On Nov. 26, Florida’s Republican Secretary of State Katherine Harris certified a result that put Bush ahead by 537 votes, with those Miami-Dade ballots left uncounted. On Dec. 12, the Supreme Court sided with Bush on partisan lines, and Gore conceded the next day. The sequence of events had enormous global consequences. For one: Within a few years, terrorists had attacked the United States, which responded by invading Iraq under false pretenses, leaving hundreds of thousands of Iraqis and thousands of Americans dead.
In a sense, Trump’s entire reelection campaign has been one long extended Brooks Brothers Riot ― a methodical, partisan attempt to baselessly sow distrust over the electoral process and foment large scale, violent social unrest. All summer long, he used his Twitter feed and media appearances to cast doubt on the legitimacy of mail-in voting, absent any evidence of significant voter fraud. He floated delaying the election, which is not within his power; refused to commit to accepting the election results; suggested he could remain in office beyond two terms; and, in late September, refused to commit to a peaceful transition of power should he lose. Asked to condemn white supremacists at the first presidential debate, Trump instead told the Proud Boys, a loosely organized far-right group, to “stand back and stand by.”
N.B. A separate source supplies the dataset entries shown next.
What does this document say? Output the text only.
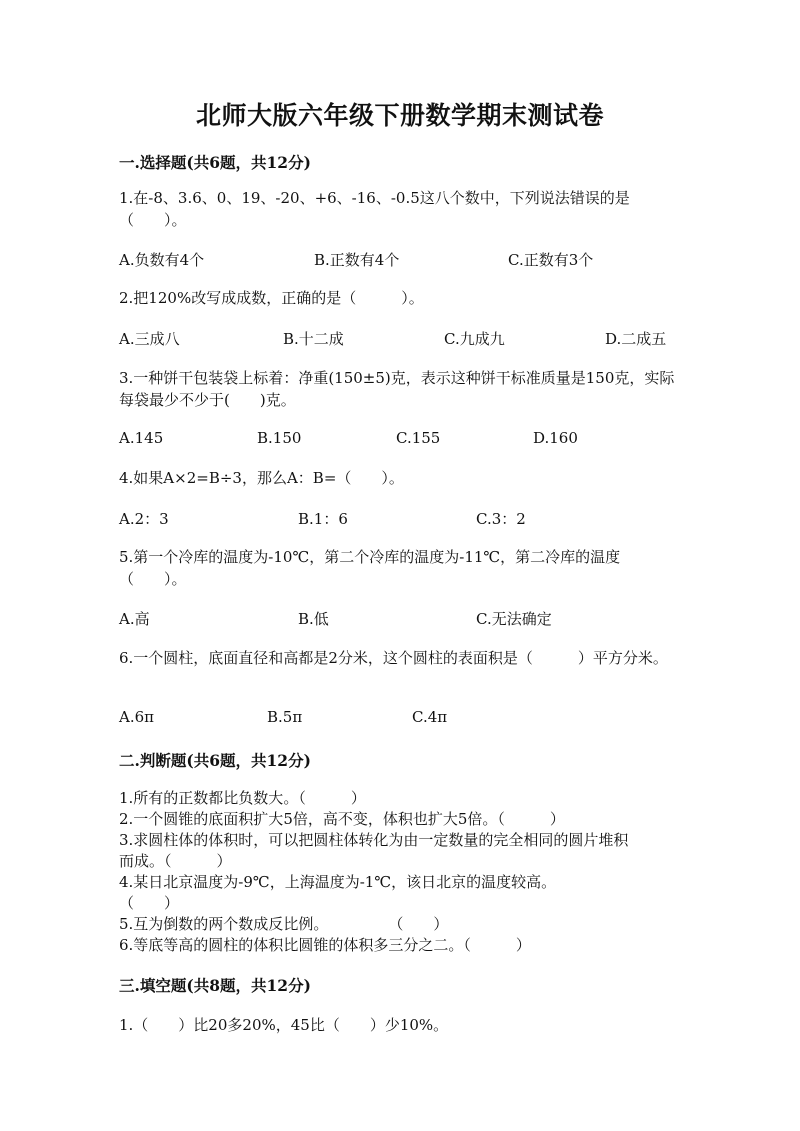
北师大版六年级下册数学期末测试卷
一.选择题(共6题，共12分)
1.在-8、3.6、0、19、-20、+6、-16、-0.5这八个数中，下列说法错误的是（　　）。
A.负数有4个	B.正数有4个	C.正数有3个
2.把120%改写成成数，正确的是（　　　）。
A.三成八	B.十二成	C.九成九	D.二成五
3.一种饼干包装袋上标着：净重(150±5)克，表示这种饼干标准质量是150克，实际每袋最少不少于(　　)克。
A.145	B.150	C.155	D.160
4.如果A×2=B÷3，那么A：B=（　　）。
A.2：3	B.1：6	C.3：2
5.第一个冷库的温度为-10℃，第二个冷库的温度为-11℃，第二冷库的温度（　　）。
A.高	B.低	C.无法确定
6.一个圆柱，底面直径和高都是2分米，这个圆柱的表面积是（　　　）平方分米。
A.6π	B.5π	C.4π
二.判断题(共6题，共12分)
1.所有的正数都比负数大。（　　　）
2.一个圆锥的底面积扩大5倍，高不变，体积也扩大5倍。（　　　）
3.求圆柱体的体积时，可以把圆柱体转化为由一定数量的完全相同的圆片堆积
而成。（　　　）
4.某日北京温度为-9℃，上海温度为-1℃，该日北京的温度较高。
（　　）
5.互为倒数的两个数成反比例。　　　　　（　　）
6.等底等高的圆柱的体积比圆锥的体积多三分之二。（　　　）
三.填空题(共8题，共12分)
1.（　　）比20多20%，45比（　　）少10%。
Now, as former Vice President Joe Biden appears poised to win the election if he prevails in Nevada, Georgia or Pennsylvania, this strategy is coming to fruition. On Wednesday, as the vote tally in Michigan showed an insurmountable lead for Biden, dozens of Trump supporters descended on vote counting centers in Detroit chanting, “Stop the count!” In Arizona, which both the Associated Press and Fox News called for Biden, Trump supporters rallied outside a Maricopa County election center shouting “Stop the steal!” and “Fox News sucks!” and demanding to be let inside. Republican Rep. Paul Gosar also joined the rally, saying, “We’re not going to let the election be stolen. Period.” No evidence of voter fraud has been found in either state, and the vote counts there have been continuously live-streamed for the public.
“STOP THE COUNT!” the president tweeted on Thursday morning.
On Facebook, a group called “STOP THE STEAL,” created on Wednesday, ballooned to more than 330,000 members overnight, and continued to grow by around 1,000 members every few minutes until Facebook shut it down mid-day on Thursday. (However, some affiliated pages still appeared to be live.) Its organizers are coordinating nationwide rallies to protest Democrats’ supposed theft of the election. The page is rife with far-right conspiracy theories and disinformation, and Mother Jones reported that the effort is connected to GOP consultants.
There are, of course, major differences between Florida 2000 and the 2020 election. Amply warned by Trump’s repeated and transparent attempts to incite his supporters and spread disinformation, Democrat-aligned groups and citizen watchers were quick to mobilize counter-protests calling for a complete and fair vote count. And with access to social media channels, GOP staffers no longer need to pretend to be citizens putting their bodies on the line. Huge numbers of Trump supporters will turn out, based on a firehose of conspiracy theories and unsupported claims that come from the president himself. There’s a real danger that these nationwide rallies will turn violent in a way that makes the original Brooks Brothers Riot seem like a polite scuffle.
This would put election officials in charge of counting votes in key states in a familiar bind — restore a semblance of order by caving to demands to stop the count, or follow the rule of law to its just conclusion. It does not look like, in 2020, they will be able to satisfy both demands at the same time.